Among the many fund, MLM, wallet, and exchange run events in 2019, the most notable event was the Plustoken wallet run event on June 29. Many users reported that the Plustoken wallet could no longer be withdrawn, and the project of the Plustoken wallet. Fang was suspected to be on the road, and the amount involved may exceed 20 billion yuan. As of the beginning of December, this year's blockchain project parties involved in this year involved more than 25 billion yuan in funds.

Mining difficulty increases and returns decrease

Malicious illegal mining indirectly causes social loss

Electricity consumption is the main cost of mining, and it is also the key to determining mining profits. As the difficulty of mining increases, the income from mining by normal means has become lower and lower, and many people have started the illegal mining. idea. Illegal mining method-The mining Trojan obtains the reward of the digital currency system by completing a large number of calculations. The mining Trojan and worm will occupy a lot of CPU and GPU resources of the computer during the calculation process, causing the computer to become abnormally slow. It interferes with the operation of normal systems, and the speed of transmission and the large amount of infection bring great impact and loss to government agencies and business services.
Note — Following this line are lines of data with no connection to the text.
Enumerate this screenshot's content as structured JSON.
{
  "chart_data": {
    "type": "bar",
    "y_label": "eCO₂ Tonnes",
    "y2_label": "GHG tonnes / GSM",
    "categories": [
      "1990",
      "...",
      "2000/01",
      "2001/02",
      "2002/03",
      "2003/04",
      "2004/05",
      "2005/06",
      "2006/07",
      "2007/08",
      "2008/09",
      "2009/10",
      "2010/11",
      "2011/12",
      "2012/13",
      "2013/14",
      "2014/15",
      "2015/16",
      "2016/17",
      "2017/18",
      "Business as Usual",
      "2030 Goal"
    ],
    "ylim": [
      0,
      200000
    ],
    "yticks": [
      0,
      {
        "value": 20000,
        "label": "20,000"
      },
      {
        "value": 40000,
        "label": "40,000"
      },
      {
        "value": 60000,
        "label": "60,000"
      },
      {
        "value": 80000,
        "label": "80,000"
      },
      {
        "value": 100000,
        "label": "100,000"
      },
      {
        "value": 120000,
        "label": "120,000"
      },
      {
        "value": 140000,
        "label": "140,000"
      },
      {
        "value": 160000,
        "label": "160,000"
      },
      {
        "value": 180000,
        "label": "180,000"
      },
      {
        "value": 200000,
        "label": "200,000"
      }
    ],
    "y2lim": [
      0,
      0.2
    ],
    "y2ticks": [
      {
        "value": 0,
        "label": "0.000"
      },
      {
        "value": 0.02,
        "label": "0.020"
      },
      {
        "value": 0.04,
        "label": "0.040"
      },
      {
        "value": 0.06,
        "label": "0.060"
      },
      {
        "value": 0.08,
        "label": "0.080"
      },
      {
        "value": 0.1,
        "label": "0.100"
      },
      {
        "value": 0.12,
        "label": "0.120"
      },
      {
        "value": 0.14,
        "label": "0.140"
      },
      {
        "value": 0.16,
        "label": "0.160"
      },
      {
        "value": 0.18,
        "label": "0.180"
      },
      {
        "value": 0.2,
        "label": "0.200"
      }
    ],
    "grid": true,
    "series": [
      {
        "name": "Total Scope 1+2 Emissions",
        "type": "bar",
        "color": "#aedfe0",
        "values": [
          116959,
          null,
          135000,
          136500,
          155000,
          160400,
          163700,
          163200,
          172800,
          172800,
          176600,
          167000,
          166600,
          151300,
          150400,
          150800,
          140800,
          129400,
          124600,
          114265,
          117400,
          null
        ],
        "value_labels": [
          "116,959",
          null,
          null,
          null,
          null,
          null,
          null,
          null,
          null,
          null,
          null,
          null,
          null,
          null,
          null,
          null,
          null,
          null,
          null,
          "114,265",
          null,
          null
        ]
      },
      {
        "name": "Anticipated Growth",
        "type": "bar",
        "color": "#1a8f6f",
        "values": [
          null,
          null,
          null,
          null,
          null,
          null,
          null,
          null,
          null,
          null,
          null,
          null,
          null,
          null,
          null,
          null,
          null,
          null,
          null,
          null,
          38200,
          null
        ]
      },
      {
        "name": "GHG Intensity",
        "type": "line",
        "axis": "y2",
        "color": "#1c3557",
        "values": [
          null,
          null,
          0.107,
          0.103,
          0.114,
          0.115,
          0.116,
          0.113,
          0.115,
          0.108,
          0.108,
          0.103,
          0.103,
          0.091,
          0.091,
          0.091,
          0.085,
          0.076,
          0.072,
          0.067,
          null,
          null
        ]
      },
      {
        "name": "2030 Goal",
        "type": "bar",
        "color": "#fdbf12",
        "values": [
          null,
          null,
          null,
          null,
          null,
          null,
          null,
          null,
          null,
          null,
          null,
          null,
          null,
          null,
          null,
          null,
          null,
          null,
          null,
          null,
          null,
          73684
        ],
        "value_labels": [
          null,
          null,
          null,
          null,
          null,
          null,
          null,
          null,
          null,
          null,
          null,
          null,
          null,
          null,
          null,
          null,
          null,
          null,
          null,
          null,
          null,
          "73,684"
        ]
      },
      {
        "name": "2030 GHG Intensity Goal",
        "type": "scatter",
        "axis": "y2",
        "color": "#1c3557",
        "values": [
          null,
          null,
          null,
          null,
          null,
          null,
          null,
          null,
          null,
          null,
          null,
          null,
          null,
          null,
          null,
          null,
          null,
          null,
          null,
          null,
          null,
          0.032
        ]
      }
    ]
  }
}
Over 5 more typical information leakage events throughout the year

Huge hidden dangers in user personal data due to centralized operation

In 2019, there were more than 5 more typical information leakage incidents. Since many exchanges and wallets are still centralized operations, users' personal data will inevitably be stored. Once attacked, hackers may obtain A large amount of user data, and sell the data through the dark web and other methods to obtain huge profits.

Summary and suggestions

Digital currency is used for a large number of transactions such as fake passports, providing pornographic services, transferring illegal assets, buying and selling drugs and underground arms, which will disrupt social order, pose a threat to the stable development of society, and affect the development of enterprises operating in the industry. It is undoubtedly extremely harmful to the entire digital currency industry, to the financial industry, and to the entire society.

From the perspective of system architecture, related enterprises and professional blockchain security research should organize cooperation to find and repair system vulnerabilities in time to avoid serious large-scale capital theft incidents. Managers of corporate website and server resources should deploy an enterprise-level network security protection system to prevent corporate servers from being invaded and installing mining viruses, and to prevent ransomware attacks.

For netizens participating in digital virtual currency transactions, they should fully understand the possible risks, use security software on computer and mobile phones, avoid falling into phishing traps, and avoid theft of digital virtual currency wallets.

For ordinary netizens, computer poisoning should be prevented from becoming a "miner" under control, and game plug-ins, cracking software, and video website client cracking tools should be used with caution. These softwares are more likely to be maliciously implanted with malicious programs. For virtual currencies, beware of speculation.